Skylark - Dezso Kosztolanyi [38]
Ijas would set off on his travels at about eight in the evening when he finally got away from the editorial office of the Sárszeg Gazette. He'd trudge along the side streets with his only companion, Ferenc Freund, a red-faced, jovial, sharp-witted Jewish boy who understood him, encouraged him and even dabbled a little in poetry himself. But more frequently he'd walk alone, as he did now.
In spite of their fleeting introduction at the theatre the day before, Miklós's unexpected appearance on the square set Ákos Vajkay's mind racing. There had been a time when he had sat young Ijas on his knee and pressed apricots into his mouth. But that was long ago.

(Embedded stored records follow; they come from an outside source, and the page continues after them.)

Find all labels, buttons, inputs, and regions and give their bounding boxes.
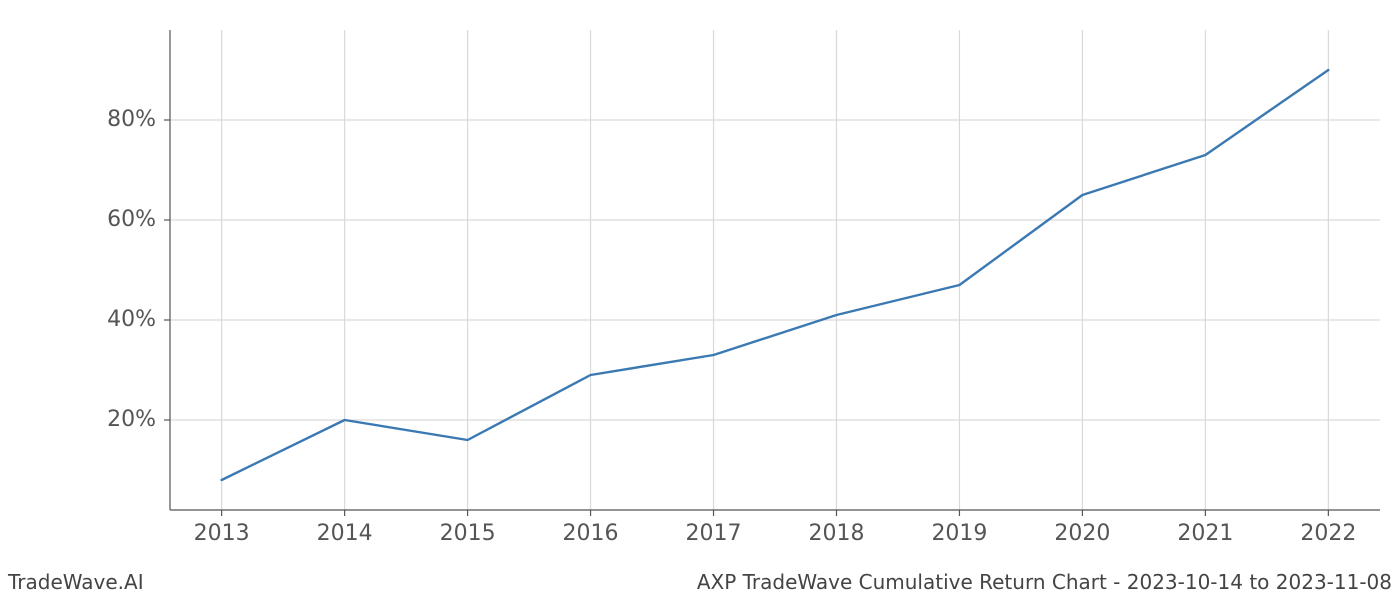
y-tick-label: 20% [107, 407, 156, 432]
x-tick-label: 2018 [808, 521, 864, 546]
branding-text: TradeWave.AI [8, 570, 144, 594]
chart-container: 20% 40% 60% 80% 2013 2014 2015 2016 2017 2018 2019… [0, 0, 1400, 600]
x-tick-label: 2016 [563, 521, 619, 546]
y-tick-label: 40% [107, 307, 156, 332]
chart-caption: AXP TradeWave Cumulative Return Chart - … [697, 570, 1392, 594]
x-tick-label: 2019 [931, 521, 987, 546]
x-tick-label: 2021 [1177, 521, 1233, 546]
y-tick-label: 60% [107, 207, 156, 232]
x-tick-label: 2017 [686, 521, 742, 546]
x-tick-label: 2020 [1054, 521, 1110, 546]
x-tick-label: 2013 [194, 521, 250, 546]
x-tick-label: 2022 [1300, 521, 1356, 546]
x-tick-label: 2015 [440, 521, 496, 546]
x-tick-label: 2014 [317, 521, 373, 546]
y-tick-label: 80% [107, 107, 156, 132]
line-chart: 20% 40% 60% 80% 2013 2014 2015 2016 2017 2018 2019… [0, 0, 1400, 600]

He hadn't mentioned it at the theatre, for the boy was sure not to remember.
At one time the Vajkays had been frequent guests in the Ijas household, at their tidy, hospitable villa in Tarliget. That was until a dark coincidence all but swept the fine and famous family off the face of the earth.
One evening János Ijas, Miklós's father, a man of considerable social standing in the county, was arrested at his villa in Tarliget by two detectives and taken away.
The case was something of a mystery. After all, his name alone served as sufficient pledge of his honour, and he was known to be a man of considerable means. And if it was true that he squandered money and sometimes risked his hand at cards, he was nevertheless respected as a thoroughly honest man. It was rumoured that the whole affair had been some kind of mistake, that he had been reported by his secret enemies and that there was no evidence against him whatsoever. He had, it was alleged, once sold a property through an intermediary who had accepted the sum of 1,500 forints from a first buyer, but then, when a second appeared, prepared to pay a higher price, had made a separate deal with him. The first buyer, who had thus lost the property he sought, reported Ijas to the authorities by way of revenge, claiming that he had never been reimbursed, and that the sale had already been officially registered.
The details remained somewhat obscure before the public, but Ijas was detained on remand and was refused bail at any sum. Whether or not the hearing ever actually took place, no one could remember. But it was a fact that poor old János Ijas was not released from jail until some eighteen months later, mentally and physically a broken man, whereupon he went abroad and died. Anguish had already driven his wife to the grave during his imprisonment.
At the time the newspapers had written this and that about the case. Especially when the tragedy of the father was followed by that of his eldest son. Jenő Ijas had been stationed in Sárszeg as a lieutenant in the Hungarian army. Because of the rumours surrounding his father's case, proceedings were taken against him too, in order to establish whether, under the circumstances, he could still be considered worthy of his commission. The lieutenant did not wait for the outcome of the investigation. One morning he walked out to the Tarliget estate and there, beneath the huge walnut tree, shot himself in the head with his service revolver. In a farewell letter he pinned to his military tunic, he wrote that this was the least he could do to defend his father's honour and good name.
Only the fifteen-year-old Miklós was left alive. He was taken in by his relations, who brought him up on the Hungarian plain. Here he rode and exercised in the open air, while doing his fair share of eating and sleeping. Later he applied to study law at the University of Kolozsvár but never sat his exams, and learned English instead. When the scandal died down in his home town, he suddenly turned up in Sárszeg, to everyone's surprise, as a journalist.